Наши правящие сферы любят хвалиться пресловутой гуманностью русской политики относительно подчиненных нам народностей. Да, мы не располониваем Польшу; но зато мы не растатариваем и татар. В результате получается, что мы не более как через 4–5 суток езды от Петербурга попадаем в Азию, Африку, к дикарям – куда угодно, только не в культурную страну! Право, нам незачем ездить в Абиссинию, в дальние путешествия – и у себя дома диковинок много! Глупо соваться нам с идеей обрусения к народам, по культуре стоящим выше нас; но если волею судьбы мы господствуем над дикими народностями, то приобщить их к свету просвещения – составляет нашу нравственную задачу.
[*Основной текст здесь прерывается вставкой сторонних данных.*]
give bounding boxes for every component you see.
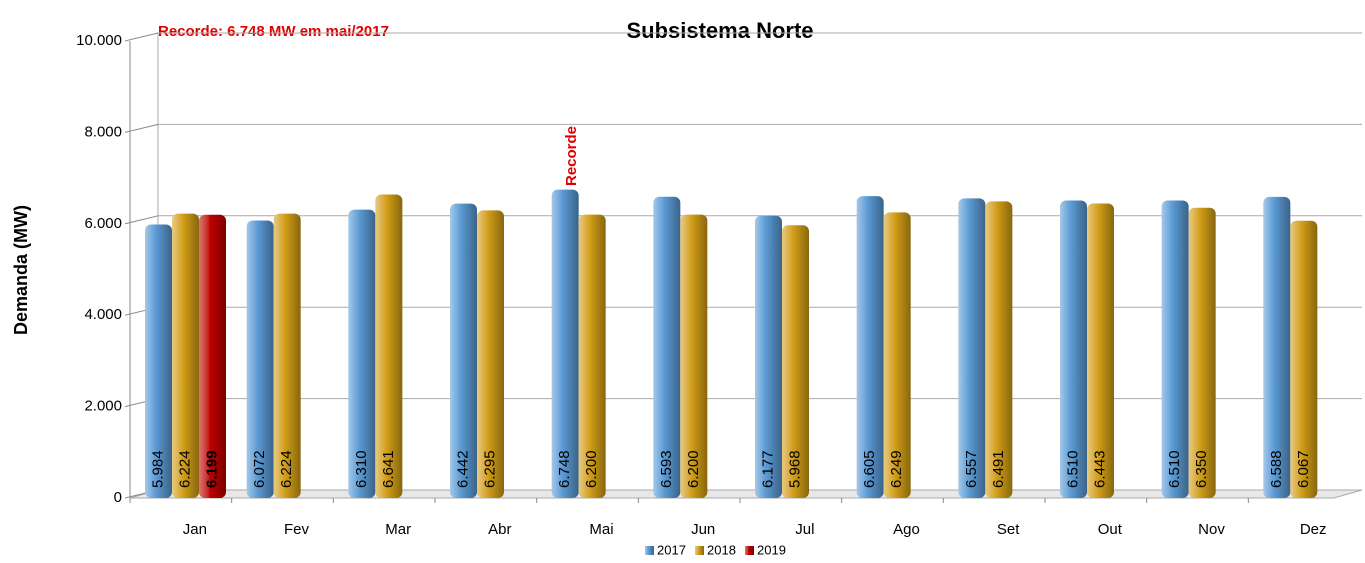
legend-swatch bbox=[695, 546, 704, 555]
x-tick-label: Mar bbox=[385, 521, 411, 538]
bar bbox=[246, 220, 274, 499]
legend-swatch bbox=[745, 546, 754, 555]
value-label: 6.593 bbox=[658, 450, 675, 488]
x-tick-label: Ago bbox=[893, 521, 920, 538]
tick-diagonal bbox=[124, 123, 159, 133]
bar bbox=[782, 225, 809, 499]
bar bbox=[958, 198, 986, 498]
legend-label: 2019 bbox=[757, 542, 786, 557]
x-tick-label: Abr bbox=[488, 521, 511, 538]
value-label: 6.072 bbox=[251, 450, 268, 488]
bar bbox=[348, 209, 376, 498]
value-label: 6.224 bbox=[176, 450, 193, 488]
bar bbox=[199, 214, 226, 499]
value-label: 5.968 bbox=[786, 450, 803, 488]
bar bbox=[1290, 220, 1318, 498]
bar bbox=[172, 213, 199, 498]
chart-title: Subsistema Norte bbox=[626, 18, 813, 43]
value-label: 6.641 bbox=[380, 450, 397, 488]
tick-diagonal bbox=[124, 215, 159, 225]
bar bbox=[1188, 207, 1216, 498]
y-tick-label: 10.000 bbox=[76, 32, 122, 49]
y-axis-label: Demanda (MW) bbox=[11, 205, 31, 335]
legend-label: 2017 bbox=[657, 542, 686, 557]
x-tick-label: Mai bbox=[589, 521, 613, 538]
y-tick-label: 2.000 bbox=[84, 398, 122, 415]
legend-swatch bbox=[645, 546, 654, 555]
x-tick-label: Jan bbox=[183, 521, 207, 538]
value-label: 6.605 bbox=[861, 450, 878, 488]
value-label: 6.249 bbox=[888, 450, 905, 488]
value-label: 6.067 bbox=[1295, 450, 1312, 488]
record-note: Recorde: 6.748 MW em mai/2017 bbox=[158, 23, 389, 40]
value-label: 6.510 bbox=[1064, 450, 1081, 488]
bar bbox=[578, 214, 606, 498]
bar bbox=[145, 224, 172, 499]
value-label: 6.748 bbox=[556, 450, 573, 488]
value-label: 6.443 bbox=[1091, 450, 1108, 488]
record-label: Recorde bbox=[563, 126, 580, 186]
x-tick-label: Set bbox=[997, 521, 1020, 538]
y-tick-label: 8.000 bbox=[84, 123, 122, 140]
value-label: 6.200 bbox=[685, 450, 702, 488]
bar bbox=[450, 203, 477, 499]
value-label: 6.177 bbox=[759, 450, 776, 488]
y-tick-label: 4.000 bbox=[84, 306, 122, 323]
bar bbox=[375, 194, 403, 499]
x-tick-label: Jul bbox=[795, 521, 814, 538]
bar bbox=[273, 213, 301, 498]
tick-diagonal bbox=[124, 32, 159, 42]
bar bbox=[883, 212, 911, 498]
value-label: 6.491 bbox=[990, 450, 1007, 488]
bar bbox=[985, 201, 1013, 498]
bar bbox=[653, 196, 681, 499]
bar bbox=[1161, 200, 1189, 499]
x-tick-label: Nov bbox=[1198, 521, 1225, 538]
bar bbox=[1060, 200, 1087, 499]
y-tick-label: 6.000 bbox=[84, 215, 122, 232]
value-label: 6.588 bbox=[1268, 450, 1285, 488]
bar bbox=[477, 210, 504, 499]
x-tick-label: Out bbox=[1098, 521, 1123, 538]
value-label: 6.199 bbox=[203, 450, 220, 488]
value-label: 6.557 bbox=[963, 450, 980, 488]
bar bbox=[755, 215, 782, 498]
bar bbox=[680, 214, 708, 498]
y-tick-label: 0 bbox=[114, 489, 122, 506]
x-tick-label: Jun bbox=[691, 521, 715, 538]
bar bbox=[856, 196, 884, 499]
x-tick-label: Fev bbox=[284, 521, 310, 538]
bar bbox=[1087, 203, 1114, 498]
value-label: 6.350 bbox=[1193, 450, 1210, 488]
bar bbox=[551, 189, 579, 498]
value-label: 6.224 bbox=[278, 450, 295, 488]
legend-label: 2018 bbox=[707, 542, 736, 557]
value-label: 6.442 bbox=[454, 450, 471, 488]
bar bbox=[1263, 196, 1291, 498]
value-label: 6.310 bbox=[353, 450, 370, 488]
value-label: 6.295 bbox=[481, 450, 498, 488]
value-label: 5.984 bbox=[149, 450, 166, 488]
x-tick-label: Dez bbox=[1300, 521, 1327, 538]
value-label: 6.200 bbox=[583, 450, 600, 488]
value-label: 6.510 bbox=[1166, 450, 1183, 488]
Обидно, больно при мысли, что мы истратили массу средств на то, чтобы заставить всех служащих немцев в Остзейском крае говорить по-русски, – немцев, которые несравненно культурнее нас и в глубине души ненавидят и презирают нас за эти стремления; а в татарской деревне ни один мулла не сумеет двух слов сказать правильно по-русски, и то лишь в узкоправославном духе. По крайней мере, у крещеных татар я не видала ни одной путной книги в переводе на татарский язык, даже Евангелия нет, но зато знают… об явленных иконах и отрывки из богословских молитв – вот и вся умственная пища татар, выносимая из уменья читать.